= William Freeborn =

American politician

William Freeborn (December 13, 1816 - June 3, 1900) was a pioneer in Minnesota, Montana, and California. Freeborn County, Minnesota is named in his honor.

==Pioneer==
Born in Richland County, Ohio, in 1816, Freeborn moved to Saint Paul, Minnesota in 1848. By 1853 Freeborn had relocated to Red Wing, Minnesota. According to Warren Upham, Freeborn "had large interests, as also at Cannon Falls." From Red Wing, Freeborn moved to Montana, where he spent a season as a gold miner in the Rocky Mountains. In 1868 Freeborn arrived in Santa Margarita, California, where he settled on a ranch.

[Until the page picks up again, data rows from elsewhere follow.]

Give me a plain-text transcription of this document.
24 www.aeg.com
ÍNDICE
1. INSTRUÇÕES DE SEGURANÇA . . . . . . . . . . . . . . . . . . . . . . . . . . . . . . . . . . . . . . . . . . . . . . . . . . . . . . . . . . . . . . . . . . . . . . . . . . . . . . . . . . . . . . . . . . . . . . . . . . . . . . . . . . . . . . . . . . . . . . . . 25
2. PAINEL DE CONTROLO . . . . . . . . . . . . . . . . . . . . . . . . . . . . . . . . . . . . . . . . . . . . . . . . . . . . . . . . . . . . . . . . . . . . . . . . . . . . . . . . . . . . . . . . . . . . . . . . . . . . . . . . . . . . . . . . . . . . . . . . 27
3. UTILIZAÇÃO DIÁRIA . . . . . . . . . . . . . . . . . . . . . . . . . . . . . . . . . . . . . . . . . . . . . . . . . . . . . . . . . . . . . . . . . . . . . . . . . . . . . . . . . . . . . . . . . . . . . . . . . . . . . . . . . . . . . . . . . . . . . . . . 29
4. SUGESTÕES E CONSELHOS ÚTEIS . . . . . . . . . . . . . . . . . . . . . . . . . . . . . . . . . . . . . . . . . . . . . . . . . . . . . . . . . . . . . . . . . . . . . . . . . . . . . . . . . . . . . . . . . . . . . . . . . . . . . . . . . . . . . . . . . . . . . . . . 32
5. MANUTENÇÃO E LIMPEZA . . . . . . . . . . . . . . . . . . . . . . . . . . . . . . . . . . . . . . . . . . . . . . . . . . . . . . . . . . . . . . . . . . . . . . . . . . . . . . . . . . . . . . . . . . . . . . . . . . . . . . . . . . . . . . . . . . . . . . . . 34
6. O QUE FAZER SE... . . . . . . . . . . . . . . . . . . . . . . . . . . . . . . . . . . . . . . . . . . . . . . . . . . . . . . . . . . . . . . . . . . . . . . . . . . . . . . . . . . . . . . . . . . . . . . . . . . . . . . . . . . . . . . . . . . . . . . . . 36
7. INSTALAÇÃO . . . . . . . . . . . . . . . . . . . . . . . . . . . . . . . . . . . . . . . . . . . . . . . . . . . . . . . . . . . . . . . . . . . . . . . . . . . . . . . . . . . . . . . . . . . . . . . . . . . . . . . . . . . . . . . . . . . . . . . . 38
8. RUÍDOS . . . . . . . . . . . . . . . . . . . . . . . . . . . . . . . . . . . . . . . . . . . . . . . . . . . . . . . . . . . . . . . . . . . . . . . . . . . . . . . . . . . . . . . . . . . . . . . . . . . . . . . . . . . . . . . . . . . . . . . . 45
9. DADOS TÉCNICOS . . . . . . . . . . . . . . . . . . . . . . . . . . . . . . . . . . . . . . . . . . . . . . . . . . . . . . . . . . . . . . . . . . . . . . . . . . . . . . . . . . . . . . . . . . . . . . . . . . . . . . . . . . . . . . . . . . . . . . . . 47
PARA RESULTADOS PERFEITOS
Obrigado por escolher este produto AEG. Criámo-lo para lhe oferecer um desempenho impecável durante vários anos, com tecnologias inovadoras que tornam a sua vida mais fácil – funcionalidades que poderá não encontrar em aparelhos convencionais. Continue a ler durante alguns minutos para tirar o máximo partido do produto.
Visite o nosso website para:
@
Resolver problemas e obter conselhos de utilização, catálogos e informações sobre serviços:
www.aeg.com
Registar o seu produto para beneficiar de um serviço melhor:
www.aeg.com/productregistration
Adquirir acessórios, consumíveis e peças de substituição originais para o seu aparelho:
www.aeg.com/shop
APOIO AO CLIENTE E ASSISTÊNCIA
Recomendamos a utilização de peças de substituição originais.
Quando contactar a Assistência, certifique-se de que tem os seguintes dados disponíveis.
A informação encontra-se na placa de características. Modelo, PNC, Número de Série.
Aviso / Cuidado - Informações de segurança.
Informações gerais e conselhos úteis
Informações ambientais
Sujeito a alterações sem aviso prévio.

Back in Minnesota, Thomas Newson wrote of Freeborn, "He was a man of progressive and speculative ideas, energetic, always scheming, and had a happy faculty of getting other parties interested in his enterprises. He was a quietly spoken man, of rugged appearance; self-possessed, and never was afraid to venture."

==Politician==
Freeborn served as a member of the Minnesota Territorial Council in the Minnesota Territorial Legislature from 1854 to 1857, and was mayor of Red Wing, Minnesota in 1858, resigning after less than a year. He also served on the Saint Paul, Minnesota city council.